La batterie d'obusiers toujours placée en dehors de l'enceinte de la ville, derrière le palais du prince d'Orange et qui, depuis trente-six heures, semblait muette, tonna de nouveau vers midi et bombarda Bruxelles une seconde fois. Une soixantaine d'obus tombèrent et éclatèrent sur la ville, mais sans faire de grands dommages, (page 436) et n'allumèrent aucun incendie ; ce ne fut qu'à la nuit qu'on s'aperçut de ce second bombardement, ignoré surtout des combattants ; les obus tombaient toujours dans le même rayon que l'avant-veille ; nous avons dit que les bureaux du journal le Courrier des Pays-Bas en occupaient le centre ; la plupart éclatèrent dans les environs et très près des ateliers ; il était évident que c'était une direction donnée et que le but de ce second parricide était de mettre, non l'effroi, mais le feu dans la ville.

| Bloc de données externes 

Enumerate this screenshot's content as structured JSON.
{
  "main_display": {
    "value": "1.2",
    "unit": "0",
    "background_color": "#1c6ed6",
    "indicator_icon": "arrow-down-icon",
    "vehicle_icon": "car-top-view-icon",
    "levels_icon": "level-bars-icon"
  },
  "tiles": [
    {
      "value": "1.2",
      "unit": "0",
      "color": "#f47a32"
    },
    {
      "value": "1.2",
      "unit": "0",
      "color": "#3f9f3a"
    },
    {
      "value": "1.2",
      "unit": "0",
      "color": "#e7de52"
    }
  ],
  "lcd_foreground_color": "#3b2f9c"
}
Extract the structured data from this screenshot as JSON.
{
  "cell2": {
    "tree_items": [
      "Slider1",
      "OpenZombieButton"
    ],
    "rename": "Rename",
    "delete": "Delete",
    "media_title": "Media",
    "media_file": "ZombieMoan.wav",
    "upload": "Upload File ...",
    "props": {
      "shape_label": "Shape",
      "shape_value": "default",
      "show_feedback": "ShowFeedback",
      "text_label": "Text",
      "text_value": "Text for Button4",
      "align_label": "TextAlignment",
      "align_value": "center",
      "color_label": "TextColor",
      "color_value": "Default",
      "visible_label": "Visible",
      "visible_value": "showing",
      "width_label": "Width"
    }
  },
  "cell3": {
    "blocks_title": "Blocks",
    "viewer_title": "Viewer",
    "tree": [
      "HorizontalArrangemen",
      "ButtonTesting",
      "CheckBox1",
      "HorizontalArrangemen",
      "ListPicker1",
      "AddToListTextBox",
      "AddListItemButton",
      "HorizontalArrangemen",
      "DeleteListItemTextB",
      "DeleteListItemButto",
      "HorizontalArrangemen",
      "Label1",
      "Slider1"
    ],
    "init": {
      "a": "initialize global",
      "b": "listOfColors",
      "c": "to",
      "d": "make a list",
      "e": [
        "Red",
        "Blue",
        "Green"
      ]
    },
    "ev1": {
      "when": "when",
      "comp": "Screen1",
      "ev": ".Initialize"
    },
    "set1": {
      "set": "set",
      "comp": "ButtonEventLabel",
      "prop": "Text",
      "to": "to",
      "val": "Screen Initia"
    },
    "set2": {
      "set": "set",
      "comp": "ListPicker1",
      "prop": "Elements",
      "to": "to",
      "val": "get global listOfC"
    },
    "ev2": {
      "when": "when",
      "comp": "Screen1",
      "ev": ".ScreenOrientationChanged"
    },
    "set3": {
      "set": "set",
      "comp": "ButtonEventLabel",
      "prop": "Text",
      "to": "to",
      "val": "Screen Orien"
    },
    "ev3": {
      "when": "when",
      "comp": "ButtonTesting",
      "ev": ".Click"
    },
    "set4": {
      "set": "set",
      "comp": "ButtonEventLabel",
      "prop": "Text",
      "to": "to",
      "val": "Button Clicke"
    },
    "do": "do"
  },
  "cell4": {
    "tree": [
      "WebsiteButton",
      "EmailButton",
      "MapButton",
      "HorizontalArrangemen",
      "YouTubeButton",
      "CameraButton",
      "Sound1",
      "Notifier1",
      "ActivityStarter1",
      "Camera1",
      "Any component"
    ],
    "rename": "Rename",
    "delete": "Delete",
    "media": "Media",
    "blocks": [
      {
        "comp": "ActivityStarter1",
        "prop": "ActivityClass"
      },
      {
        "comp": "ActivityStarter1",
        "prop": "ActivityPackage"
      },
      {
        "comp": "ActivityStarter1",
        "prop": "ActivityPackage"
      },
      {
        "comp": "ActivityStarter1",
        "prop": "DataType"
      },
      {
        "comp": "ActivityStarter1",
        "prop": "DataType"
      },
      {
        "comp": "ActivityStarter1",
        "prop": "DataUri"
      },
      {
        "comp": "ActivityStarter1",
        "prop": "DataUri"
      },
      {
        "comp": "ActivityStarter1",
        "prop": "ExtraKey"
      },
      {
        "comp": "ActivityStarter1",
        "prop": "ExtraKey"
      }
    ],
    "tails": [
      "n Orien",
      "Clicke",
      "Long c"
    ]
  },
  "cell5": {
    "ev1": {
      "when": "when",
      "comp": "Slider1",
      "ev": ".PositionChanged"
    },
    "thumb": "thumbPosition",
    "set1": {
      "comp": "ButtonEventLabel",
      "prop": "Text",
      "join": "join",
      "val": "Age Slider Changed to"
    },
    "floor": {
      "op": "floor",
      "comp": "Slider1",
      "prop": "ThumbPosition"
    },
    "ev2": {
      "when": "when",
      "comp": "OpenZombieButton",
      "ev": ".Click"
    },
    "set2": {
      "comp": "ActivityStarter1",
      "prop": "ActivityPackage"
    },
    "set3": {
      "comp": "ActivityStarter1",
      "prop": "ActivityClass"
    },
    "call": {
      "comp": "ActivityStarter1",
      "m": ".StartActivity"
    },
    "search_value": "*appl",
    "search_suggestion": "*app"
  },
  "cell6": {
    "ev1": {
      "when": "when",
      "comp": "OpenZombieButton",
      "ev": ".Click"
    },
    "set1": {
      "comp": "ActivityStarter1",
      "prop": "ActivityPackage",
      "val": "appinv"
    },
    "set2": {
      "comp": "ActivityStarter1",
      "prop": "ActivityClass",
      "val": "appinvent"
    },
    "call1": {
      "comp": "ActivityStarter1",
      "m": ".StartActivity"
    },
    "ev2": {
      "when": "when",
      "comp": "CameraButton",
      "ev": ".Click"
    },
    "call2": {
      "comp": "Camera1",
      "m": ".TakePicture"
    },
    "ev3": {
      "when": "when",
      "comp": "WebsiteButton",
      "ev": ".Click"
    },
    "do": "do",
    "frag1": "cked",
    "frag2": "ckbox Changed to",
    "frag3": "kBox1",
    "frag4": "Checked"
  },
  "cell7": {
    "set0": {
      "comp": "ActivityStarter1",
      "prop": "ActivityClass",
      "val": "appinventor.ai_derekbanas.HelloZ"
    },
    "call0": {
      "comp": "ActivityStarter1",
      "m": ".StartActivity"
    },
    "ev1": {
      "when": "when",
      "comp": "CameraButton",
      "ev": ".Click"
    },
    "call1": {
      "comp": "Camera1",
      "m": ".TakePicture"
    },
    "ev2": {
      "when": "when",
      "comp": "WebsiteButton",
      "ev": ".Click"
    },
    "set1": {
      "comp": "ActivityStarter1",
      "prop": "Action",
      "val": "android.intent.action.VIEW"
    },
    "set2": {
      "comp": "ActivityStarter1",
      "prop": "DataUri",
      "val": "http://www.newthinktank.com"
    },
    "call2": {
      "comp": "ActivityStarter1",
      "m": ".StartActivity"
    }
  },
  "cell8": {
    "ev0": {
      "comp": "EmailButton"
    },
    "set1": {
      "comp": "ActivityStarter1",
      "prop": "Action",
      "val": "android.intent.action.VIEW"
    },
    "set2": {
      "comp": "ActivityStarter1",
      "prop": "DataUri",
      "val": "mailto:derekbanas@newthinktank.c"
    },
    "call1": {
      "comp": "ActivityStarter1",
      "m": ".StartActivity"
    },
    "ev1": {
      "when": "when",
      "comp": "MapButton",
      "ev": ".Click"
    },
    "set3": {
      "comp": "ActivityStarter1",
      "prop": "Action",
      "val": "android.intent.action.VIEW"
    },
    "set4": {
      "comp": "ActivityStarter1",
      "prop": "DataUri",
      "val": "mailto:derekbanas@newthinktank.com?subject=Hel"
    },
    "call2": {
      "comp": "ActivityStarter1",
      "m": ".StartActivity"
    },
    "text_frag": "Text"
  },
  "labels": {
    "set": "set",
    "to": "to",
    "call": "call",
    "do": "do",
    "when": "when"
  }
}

On avait vu, dès le matin, que l'ennemi avait établi une forte batterie sur la hauteur à gauche d'Etterbeck, un peu à côté du cimetière ; cette position dominait même le haut de la ville ; on supposait que c'était la grosse artillerie d'Anvers qui venait enfin d'arriver et dont on faisait un épouvantail depuis deux jours ; on s'attendait à en être foudroyé ; on disait que le nouveau pont, jeté pendant la nuit par les Hollandais sur le mur d'enceinte en face de la place d'Orange et construit avec les croisées arrachées aux maisons voisines, devait servir à l'entrée de cette artillerie en ville ; mais on se trompa ; cette batterie prétendue ne tira pas un coup de canon et n'était qu'un détachement du Parc de réserve qui fournit des renforts et des munitions toute la journée aux pièces en position au Parc, dans la rue Ducale et les environs.

D'après ce qui précède l'on peut aisément concevoir que ce quatrième jour de la bataille fut le plus meurtrier et celui où nos patriotes montrèrent le plus d'acharnement et de mépris de la mort ; pendant toute la journée et surtout, lors des attaques faites à dix heures, à midi, à trois heures et à cinq heures et demie, la (page 437) pluie de balles, de boulets, de biscayens et enfin d'obus ne cessa de tomber sur toute la ville ; de nouveaux désastres s'accumulèrent ; quelques malheureux bien tranquilles à l'extrémité opposée au champ de bataille furent tués ou blessés !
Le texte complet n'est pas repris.